Endüstri politikalarını uygularken sektör, ürün ve teknoloji ölçeğinde seçici olunması durumunda, politikaların başarı şansı artıyor. İçeride verimliliği dışarıda rekabet enerjisini arttırma potansiyeline haiz sektör, ürün ve teknolojileri bulup, endüstri teşviklerini ağırlıklı olarak bu alanlara yönlendirmek en doğrusu. Seçici politikaları uygulamakla iş bitmiyor. Teşviklerin belirlenen hedefler doğrultusunda işleyip işlemediğini maliyet- etkinlik analizleriyle denetlemek gerekiyor.

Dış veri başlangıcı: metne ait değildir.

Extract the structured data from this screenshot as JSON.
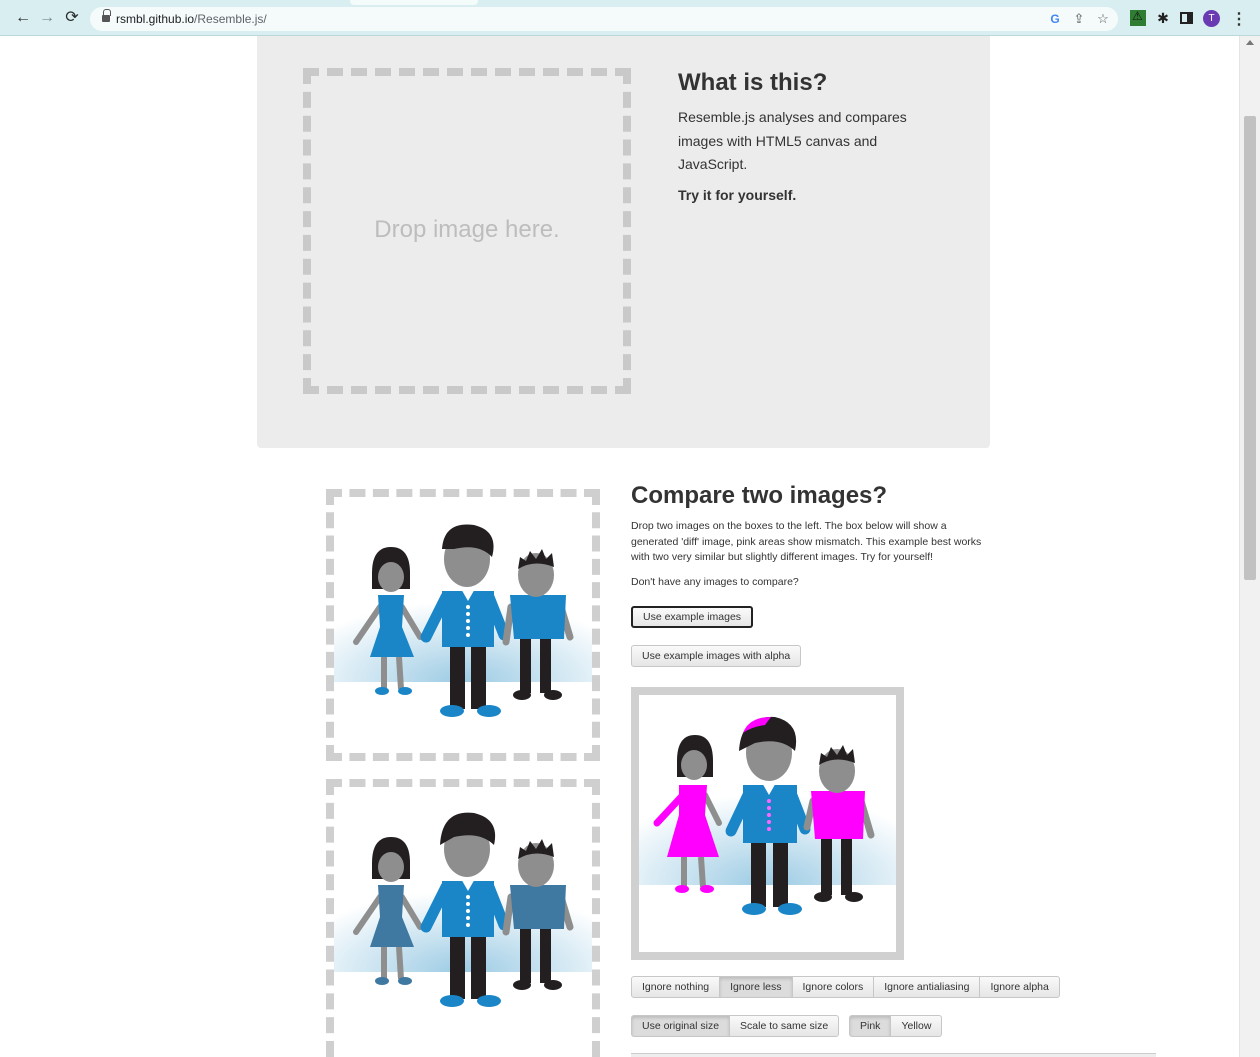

Her endüstri politikasının başarıya ulaşmış olacağının bir garantisi yok. Fakat birçok ülkenin tekrardan endüstri politikalarının kapısını çalmasının temel bir sebebi var. O da “seçici” ve “hedef odaklı” endüstri politikaları olmadan yukarıda maddeler halinde sıraladığım amaçlara yalnız piyasa mekanizmasıyla erişilemeyeceği gerçeği.